Maher’s wonderland is also multi-sensory, thanks to contributions from sound artists Dubravka Bencic and Kevin Bednar. Recordings from within the house – including the creaking of its 130-year-old floors and doorways, as well as the artists’ percussive play with its new components – resonate inside the space, creating a multi-layered, recursive dialogue between the house and its appended elements.

In addition, looping compilations of new and found video footage, projected into the assemblages, add to the almost hypnotic audiovisual-scape.

Indeed, the visitor who ventures within these “layered vignettes” may find themselves deep within the recesses of their mind. Maher describes this house as a “radically interior world, one that dreams of memories that it has never had, conjures the places that it has always wanted to be and draws its own magic out of the grains of the woodwork.”
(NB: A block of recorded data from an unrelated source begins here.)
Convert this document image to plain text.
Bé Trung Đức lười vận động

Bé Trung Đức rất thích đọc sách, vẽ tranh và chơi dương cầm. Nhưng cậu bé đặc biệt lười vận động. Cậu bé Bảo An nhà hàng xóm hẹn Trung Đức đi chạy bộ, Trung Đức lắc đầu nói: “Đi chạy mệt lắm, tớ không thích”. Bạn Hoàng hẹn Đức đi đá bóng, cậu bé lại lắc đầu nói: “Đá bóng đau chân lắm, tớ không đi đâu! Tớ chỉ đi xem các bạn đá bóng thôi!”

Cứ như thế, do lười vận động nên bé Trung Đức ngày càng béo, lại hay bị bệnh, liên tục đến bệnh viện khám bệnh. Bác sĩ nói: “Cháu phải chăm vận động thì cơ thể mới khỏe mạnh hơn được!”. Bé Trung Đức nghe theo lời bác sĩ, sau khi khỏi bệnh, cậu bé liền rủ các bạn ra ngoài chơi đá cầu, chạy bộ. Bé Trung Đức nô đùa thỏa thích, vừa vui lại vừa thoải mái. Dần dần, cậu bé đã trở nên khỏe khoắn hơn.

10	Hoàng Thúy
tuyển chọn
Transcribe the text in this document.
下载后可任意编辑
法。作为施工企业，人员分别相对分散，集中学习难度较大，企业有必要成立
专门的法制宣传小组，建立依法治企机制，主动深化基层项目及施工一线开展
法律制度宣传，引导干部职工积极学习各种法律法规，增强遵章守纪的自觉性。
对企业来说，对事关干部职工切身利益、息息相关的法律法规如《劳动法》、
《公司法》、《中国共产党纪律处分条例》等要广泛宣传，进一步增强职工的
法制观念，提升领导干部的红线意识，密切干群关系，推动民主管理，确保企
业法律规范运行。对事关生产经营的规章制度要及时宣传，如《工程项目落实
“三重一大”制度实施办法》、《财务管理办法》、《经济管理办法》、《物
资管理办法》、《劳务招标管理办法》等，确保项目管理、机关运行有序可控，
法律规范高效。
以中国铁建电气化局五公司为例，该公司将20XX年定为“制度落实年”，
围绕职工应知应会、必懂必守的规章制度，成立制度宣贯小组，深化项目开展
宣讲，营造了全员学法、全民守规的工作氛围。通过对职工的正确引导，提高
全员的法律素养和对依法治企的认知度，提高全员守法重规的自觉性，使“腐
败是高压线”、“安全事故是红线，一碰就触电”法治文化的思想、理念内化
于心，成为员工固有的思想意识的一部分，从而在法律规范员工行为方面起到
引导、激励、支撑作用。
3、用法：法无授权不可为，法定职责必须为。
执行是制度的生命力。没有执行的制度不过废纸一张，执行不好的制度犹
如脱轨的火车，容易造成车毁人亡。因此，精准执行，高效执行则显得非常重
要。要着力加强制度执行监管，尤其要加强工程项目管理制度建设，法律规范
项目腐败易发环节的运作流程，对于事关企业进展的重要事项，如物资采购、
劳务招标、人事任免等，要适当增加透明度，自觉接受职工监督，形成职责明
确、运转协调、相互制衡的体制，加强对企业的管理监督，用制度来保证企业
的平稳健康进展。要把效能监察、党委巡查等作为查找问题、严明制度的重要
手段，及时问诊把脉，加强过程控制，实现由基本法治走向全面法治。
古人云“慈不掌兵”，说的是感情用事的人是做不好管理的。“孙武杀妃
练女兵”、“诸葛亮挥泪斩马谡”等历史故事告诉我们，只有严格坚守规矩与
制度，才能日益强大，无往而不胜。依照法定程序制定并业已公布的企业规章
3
“A Second Home” is also, in a way, where Maher finds himself. His own home in Buffalo, The Fargo House, is perhaps his most prominent work of assembled architectural remains (which evolves daily through Maher’s life and work). Maher recently expanded his urban enterprise into an abandoned church in Buffalo, where he will partner with the Albright-Knox Art Gallery to train city residents in construction-related arts.

It was this body of work that caught the eyes of Mattress Factory co-directors Barbara Luderowski and Michael Olijnyk, who curate the museum’s room-sized environments with in-residence artists from around the world. Both also have personal collections of found objects – vintage doll houses for Luderowski and mid-century modern and industrial design for Olijnyk – which Maher has featured prominently in A Second Home.

For Maher, the project in Pittsburgh was particularly immersive – and all-consuming. He arrived in May with two 26-foot trucks packed with items from his collection. With 10 rooms to transform, he spent the next three months scouring every thrift store, flea market and architectural salvage shop in the Pittsburgh metro area. His team of collaborators, from visual artists to carpenters, added richness to the installation.

After opening in August, the house will continue to transform over the next two years in collaboration with the Mattress Factory and through site-specific projects with architecture students from UB and Pittsburgh’s Carnegie Mellon University.

As a house in constant flux, A Second Home offers an open invitation into a unique fissure in space, time and self, says Maher. “I want people to keep looking, and to lose and find themselves as they make continuous discoveries.”